L’esecuzione dell’angioplastica coronarica di salvataggio, dopo il fallimento della fibrinolisi, è l’unico presidio terapeutico efficace per ristabilire un flusso coronarico in un territorio ischemico-infartuale. L’esecuzione di tale procedura è, evidentemente, più rischiosa dell’angioplastica elettiva e dell’angioplastica primaria. La scelta del paziente da inviare a tale procedura deve essere molto oculata, consapevole del rapporto rischio/beneficio nell’immediato ed in prospettiva. La consapevolezza del rischio non ci deve dissuadere dal proporla o dall’eseguirla nel caso in cui il territorio miocardio compromesso sia ancora vitale, esteso e non ancora riperfuso.

Tale tipo di procedura presuppone un’organizzazione già collaudata da personale dedicato, con riferimenti ben precisi tra gli ospedali che devono verificare il funzionamento della rete, anche in condizioni di elezione. L’organizzazione dei centri hub e spoke deve consentire un agevole trasferimento dei pazienti in base alla gravità ed alle esigenze cliniche, per non sovraffollare i centri hub e garantire sempre in quest’ultimi la disponibilità di posti letto nelle unità di terapia intensiva coronarica.

 

Bibliografia Essenziale

1)ESC guidelines for management of STEMI-2005

2)De Lemos et al., J Am Coll Card 2001, 38;1283-94

3)Tanasijevic MJ. J Thromb Thrombolysis. 2005 Feb;19(1):21-4

4)Sutton AG et al.
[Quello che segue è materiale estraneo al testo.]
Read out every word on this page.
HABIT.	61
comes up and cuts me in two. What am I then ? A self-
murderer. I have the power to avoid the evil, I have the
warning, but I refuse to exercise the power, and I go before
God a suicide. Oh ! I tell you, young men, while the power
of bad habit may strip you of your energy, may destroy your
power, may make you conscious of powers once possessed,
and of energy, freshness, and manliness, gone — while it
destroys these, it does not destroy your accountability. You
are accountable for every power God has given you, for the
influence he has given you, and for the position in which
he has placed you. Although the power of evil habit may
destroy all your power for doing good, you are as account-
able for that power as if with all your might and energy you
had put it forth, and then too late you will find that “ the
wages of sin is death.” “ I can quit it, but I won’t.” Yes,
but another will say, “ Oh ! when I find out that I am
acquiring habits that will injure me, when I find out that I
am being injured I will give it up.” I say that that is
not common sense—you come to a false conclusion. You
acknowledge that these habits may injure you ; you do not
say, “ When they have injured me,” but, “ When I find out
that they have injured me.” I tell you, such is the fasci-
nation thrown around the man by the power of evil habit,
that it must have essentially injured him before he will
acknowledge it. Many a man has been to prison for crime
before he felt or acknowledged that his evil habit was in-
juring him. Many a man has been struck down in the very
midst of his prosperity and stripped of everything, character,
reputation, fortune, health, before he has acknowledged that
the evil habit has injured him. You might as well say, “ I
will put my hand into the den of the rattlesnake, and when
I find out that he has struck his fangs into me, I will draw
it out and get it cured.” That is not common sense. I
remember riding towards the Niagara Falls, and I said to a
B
J Am Coll Cardiol. 2004 Jul 21;44(2):287-96.

5)Ellis et al. Am J Card 2000 139;1046-1053

6)Yalonetsky S et al. Acute Card Care. 2006;8(2):83-6

7)Patel TN, et al-Am J Cardiol. 2006 Jun 15;97(12):1685-90.

8)ASSENT 4 PCI: RANDOMISED TRIAL LANCET 2006 Feb 18 569-78

9)Balachandran KP et al, J Invasive Cardiol. 2006 Jul;18(7):330-3.

10)Gershlick AH et al. N Engl J Med. 2005 Dec 29;353(26):2758-68. 

 

 

11)Wijeysundera HC et al. Am Coll Cardiol 2007 Jan 30; 49(4): 422-30

12)Guidelines for Percutaneous Coronary intervention ESC 2005

13)Petronio AS et al Ital Heart J. 2004 Feb;5(2):114-9

14)Boccalandro et al. Catheter Cardiovasc Interv 2004 Nov 63(3) 284-9.